Cost-benefit analyses provide sound business rationale for poor farmers to purchase the vaccine and for the use of public funds to control the disease. The vaccine is expected to have a positive impact on food productivity by reducing the number of cattle that become infected; creating more stable market prices; lowering intervention costs to control the spread of the disease; and reducing reliance on antibiotics. These benefits will save money and reduce the risk of increased antibiotic resistance.

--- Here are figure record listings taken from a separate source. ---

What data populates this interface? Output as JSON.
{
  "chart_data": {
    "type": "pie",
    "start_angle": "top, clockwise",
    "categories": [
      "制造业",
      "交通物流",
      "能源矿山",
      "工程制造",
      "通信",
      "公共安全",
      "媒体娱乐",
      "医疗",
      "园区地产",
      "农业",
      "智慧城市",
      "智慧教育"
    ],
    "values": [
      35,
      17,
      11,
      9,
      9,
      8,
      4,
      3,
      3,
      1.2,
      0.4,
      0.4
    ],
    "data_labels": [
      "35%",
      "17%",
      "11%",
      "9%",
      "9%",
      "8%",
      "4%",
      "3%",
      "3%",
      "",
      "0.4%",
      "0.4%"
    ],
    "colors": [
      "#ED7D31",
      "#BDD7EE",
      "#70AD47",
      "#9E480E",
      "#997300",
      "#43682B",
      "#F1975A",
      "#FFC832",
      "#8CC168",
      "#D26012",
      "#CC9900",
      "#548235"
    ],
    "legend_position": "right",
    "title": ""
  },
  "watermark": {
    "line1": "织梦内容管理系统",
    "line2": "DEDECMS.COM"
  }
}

A study indicated that CBPP rates are predicted to increase from 14% to 18% by 2030 at the rate of control with the current vaccine. A need for greater coordination and regulation in CBPP vaccination between national government and counties was identified, as well as greater awareness of national, regional, and international CBPP control strategies.
The project team prepared a CBPP control strategy and contingency plan in Kenya and provided national training on CBPP surveillance in collaboration with the African Union Inter-African Bureau for Animal Resources.
KALRO scientists received a public service excellence award from the Kenyan government in recognition of their outstanding commitment to developing the vaccine. KALRO has committed half the funding needed (CA$2.5million) for a large-scale field trial in commercial cattle to assess safety, efficacy, and duration of immunity of the vaccine. Commercial production is on schedule to begin in 2019.
Merck has provided funding that will allow KALRO and KEVEVAPI to continue limited large-scale production of antigens and consultations are ongoing with Merck for further scale-up. Expanded manufacturing partnerships will include additional African and European companies.
The Canadian International Food Security Research Fund is jointly funded by IDRC and Global Affairs Canada.